From a payer perspective, if you’re able to subset those patients and identify the patients who are more likely to have cancer among that universe of patients who are overdue, you can very quickly and rapidly improve the cost effectiveness of that overall screening program by doing a better job at getting those specific patients in for screening.
So, I think it’s good for society, right? Because it helps put screening in the black from a from a payer total cost of care perspective.”
Implantable Devices and Early Detection
What are your insights on implanted devices and how can those enable early detection of complications down the road?
Alejandro Reti, MD
“Coming from a remote patient monitoring background, I think that sort of thing is the crux of what that technology tries to do. And I will say that the benefit of these smart implantables or devices that are designed to collect biometric data at a much more frequent basis, it gives you more data to work with, and absolutely there’s no question that it helps you detect issues potential decompensation changes earlier.

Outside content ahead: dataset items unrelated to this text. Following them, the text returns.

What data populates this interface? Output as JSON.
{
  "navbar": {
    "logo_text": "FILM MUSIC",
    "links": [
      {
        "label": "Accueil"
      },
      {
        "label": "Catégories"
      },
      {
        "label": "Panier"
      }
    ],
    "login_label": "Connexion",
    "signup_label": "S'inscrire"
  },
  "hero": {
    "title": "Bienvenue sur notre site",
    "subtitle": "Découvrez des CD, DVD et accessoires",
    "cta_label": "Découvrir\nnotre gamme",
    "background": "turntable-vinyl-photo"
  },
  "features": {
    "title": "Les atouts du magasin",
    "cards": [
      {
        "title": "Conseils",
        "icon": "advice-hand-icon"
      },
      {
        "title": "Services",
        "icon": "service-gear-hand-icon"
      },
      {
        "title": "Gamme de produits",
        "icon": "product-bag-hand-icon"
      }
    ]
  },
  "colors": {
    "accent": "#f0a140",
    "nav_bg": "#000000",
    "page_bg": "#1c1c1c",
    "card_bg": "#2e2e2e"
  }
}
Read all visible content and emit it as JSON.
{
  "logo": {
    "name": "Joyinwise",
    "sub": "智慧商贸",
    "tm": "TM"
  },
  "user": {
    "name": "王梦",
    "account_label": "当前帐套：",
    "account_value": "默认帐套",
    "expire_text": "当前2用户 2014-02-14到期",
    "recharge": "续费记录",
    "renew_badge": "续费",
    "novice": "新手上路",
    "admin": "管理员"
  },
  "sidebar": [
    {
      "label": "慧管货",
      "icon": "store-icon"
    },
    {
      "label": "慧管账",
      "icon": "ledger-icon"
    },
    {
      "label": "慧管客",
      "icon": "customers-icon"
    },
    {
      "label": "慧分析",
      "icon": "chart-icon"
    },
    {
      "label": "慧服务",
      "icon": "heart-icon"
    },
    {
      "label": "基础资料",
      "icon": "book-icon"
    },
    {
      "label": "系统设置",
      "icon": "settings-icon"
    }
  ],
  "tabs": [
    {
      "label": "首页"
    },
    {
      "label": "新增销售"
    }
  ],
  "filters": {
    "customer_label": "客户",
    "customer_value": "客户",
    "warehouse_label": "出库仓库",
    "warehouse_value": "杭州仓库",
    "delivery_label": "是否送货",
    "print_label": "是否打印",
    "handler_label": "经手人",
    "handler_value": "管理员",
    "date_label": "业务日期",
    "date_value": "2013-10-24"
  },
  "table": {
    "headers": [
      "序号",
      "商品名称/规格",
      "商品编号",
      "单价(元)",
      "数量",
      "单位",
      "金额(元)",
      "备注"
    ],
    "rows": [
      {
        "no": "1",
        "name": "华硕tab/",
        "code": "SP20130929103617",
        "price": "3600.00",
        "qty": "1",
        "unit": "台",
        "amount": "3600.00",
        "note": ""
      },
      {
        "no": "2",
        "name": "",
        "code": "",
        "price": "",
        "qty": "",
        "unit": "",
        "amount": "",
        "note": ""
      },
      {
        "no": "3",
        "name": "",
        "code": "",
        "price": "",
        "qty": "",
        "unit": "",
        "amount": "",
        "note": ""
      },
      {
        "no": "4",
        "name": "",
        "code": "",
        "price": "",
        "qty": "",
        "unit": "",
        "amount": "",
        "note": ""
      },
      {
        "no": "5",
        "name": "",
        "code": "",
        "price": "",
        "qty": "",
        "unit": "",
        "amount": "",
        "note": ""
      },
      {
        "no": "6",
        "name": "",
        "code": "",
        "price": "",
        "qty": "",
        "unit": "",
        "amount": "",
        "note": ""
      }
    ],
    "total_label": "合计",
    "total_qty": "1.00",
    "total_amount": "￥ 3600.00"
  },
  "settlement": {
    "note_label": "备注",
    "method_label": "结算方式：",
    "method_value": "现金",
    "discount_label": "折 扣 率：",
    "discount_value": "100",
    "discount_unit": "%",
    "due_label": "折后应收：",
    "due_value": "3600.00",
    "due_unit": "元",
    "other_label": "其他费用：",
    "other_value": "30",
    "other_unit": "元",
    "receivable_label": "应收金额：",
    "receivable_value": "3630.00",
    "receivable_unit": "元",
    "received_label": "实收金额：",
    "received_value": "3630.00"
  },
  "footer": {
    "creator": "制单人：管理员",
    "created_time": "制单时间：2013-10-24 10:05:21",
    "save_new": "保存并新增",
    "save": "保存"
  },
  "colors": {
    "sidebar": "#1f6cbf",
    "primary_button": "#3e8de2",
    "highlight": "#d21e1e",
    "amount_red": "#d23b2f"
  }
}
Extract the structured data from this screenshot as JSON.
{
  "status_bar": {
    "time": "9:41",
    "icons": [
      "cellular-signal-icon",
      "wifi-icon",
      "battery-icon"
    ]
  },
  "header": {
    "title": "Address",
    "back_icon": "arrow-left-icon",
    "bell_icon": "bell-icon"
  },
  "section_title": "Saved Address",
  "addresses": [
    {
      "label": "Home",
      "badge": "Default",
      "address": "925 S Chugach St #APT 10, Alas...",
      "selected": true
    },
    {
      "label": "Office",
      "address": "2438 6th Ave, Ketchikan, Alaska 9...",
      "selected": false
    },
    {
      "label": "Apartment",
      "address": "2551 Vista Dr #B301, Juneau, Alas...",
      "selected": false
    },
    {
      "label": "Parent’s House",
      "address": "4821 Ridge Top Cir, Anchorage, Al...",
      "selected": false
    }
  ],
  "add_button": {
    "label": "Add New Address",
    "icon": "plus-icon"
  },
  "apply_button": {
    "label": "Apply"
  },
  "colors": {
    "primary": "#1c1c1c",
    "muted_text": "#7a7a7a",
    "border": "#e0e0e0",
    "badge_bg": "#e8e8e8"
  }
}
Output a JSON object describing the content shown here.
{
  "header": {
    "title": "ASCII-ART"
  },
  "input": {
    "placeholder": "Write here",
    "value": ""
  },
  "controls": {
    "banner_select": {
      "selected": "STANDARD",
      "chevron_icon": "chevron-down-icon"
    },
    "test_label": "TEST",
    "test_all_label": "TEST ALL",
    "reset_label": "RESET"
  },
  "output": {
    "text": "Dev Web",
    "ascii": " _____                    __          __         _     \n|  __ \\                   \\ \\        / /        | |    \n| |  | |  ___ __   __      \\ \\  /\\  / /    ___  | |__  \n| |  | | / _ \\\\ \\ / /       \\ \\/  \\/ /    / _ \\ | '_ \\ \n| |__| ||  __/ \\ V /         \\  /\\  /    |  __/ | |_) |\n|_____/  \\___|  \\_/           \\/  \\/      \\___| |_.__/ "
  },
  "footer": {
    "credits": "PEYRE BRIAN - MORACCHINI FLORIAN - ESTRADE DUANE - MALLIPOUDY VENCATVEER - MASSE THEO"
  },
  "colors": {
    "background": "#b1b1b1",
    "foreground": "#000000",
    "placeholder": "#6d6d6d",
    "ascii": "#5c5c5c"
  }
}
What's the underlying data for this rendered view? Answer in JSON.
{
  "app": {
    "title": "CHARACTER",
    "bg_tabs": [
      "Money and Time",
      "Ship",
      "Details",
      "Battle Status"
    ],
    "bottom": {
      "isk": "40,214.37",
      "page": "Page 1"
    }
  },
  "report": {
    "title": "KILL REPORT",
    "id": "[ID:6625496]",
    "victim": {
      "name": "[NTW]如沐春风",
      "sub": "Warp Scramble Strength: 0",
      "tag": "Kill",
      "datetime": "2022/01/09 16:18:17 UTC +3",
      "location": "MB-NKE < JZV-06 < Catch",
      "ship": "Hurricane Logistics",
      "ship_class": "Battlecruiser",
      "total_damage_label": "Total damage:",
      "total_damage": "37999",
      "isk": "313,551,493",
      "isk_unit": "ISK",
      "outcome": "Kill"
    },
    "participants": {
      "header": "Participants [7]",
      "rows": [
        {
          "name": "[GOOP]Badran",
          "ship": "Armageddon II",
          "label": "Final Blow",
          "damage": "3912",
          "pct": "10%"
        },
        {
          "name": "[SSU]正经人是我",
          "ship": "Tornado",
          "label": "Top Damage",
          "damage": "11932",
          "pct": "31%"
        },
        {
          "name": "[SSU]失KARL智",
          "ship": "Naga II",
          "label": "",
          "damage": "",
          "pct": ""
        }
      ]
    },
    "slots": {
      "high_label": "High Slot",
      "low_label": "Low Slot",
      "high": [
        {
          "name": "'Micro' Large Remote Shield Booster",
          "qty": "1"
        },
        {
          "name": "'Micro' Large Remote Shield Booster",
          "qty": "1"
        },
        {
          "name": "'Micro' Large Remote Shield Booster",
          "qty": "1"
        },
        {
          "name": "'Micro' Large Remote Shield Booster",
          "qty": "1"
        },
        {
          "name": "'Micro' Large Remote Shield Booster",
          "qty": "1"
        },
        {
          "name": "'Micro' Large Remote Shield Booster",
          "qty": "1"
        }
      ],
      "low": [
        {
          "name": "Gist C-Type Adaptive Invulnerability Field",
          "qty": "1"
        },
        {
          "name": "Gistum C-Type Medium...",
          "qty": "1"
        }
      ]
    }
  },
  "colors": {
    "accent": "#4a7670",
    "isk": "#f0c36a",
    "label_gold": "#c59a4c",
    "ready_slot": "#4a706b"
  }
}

I think what is not nearly as obvious is whether that’s happening in a cost-effective form and manner, because these things tend to be expensive, and you really have to look carefully at the outcomes you are achieving when you detect issues earlier. With real world use, how effectively can you actually intervene in a manner that generates a better outcome?
In general, these things have, in my experience, they have to be tied with advanced algorithms to sort through the information. Because if you’re requiring a physician or a highly trained nurse to look at the data and decide whether they need to do something about it, that almost always kills the economics of these types of initiatives.
I definitely believe in it, and I think it’s going to create some really interesting opportunities. One of the [opportunities] most exciting to me in cancer is smart [central] catheters in patients are in an ambulatory setting, we some really interesting data coming [from them]. These are very high-risk patients; very bad things happen to them when things go wrong. But the [catheters are] expensive, right, and they’re not widely used today.”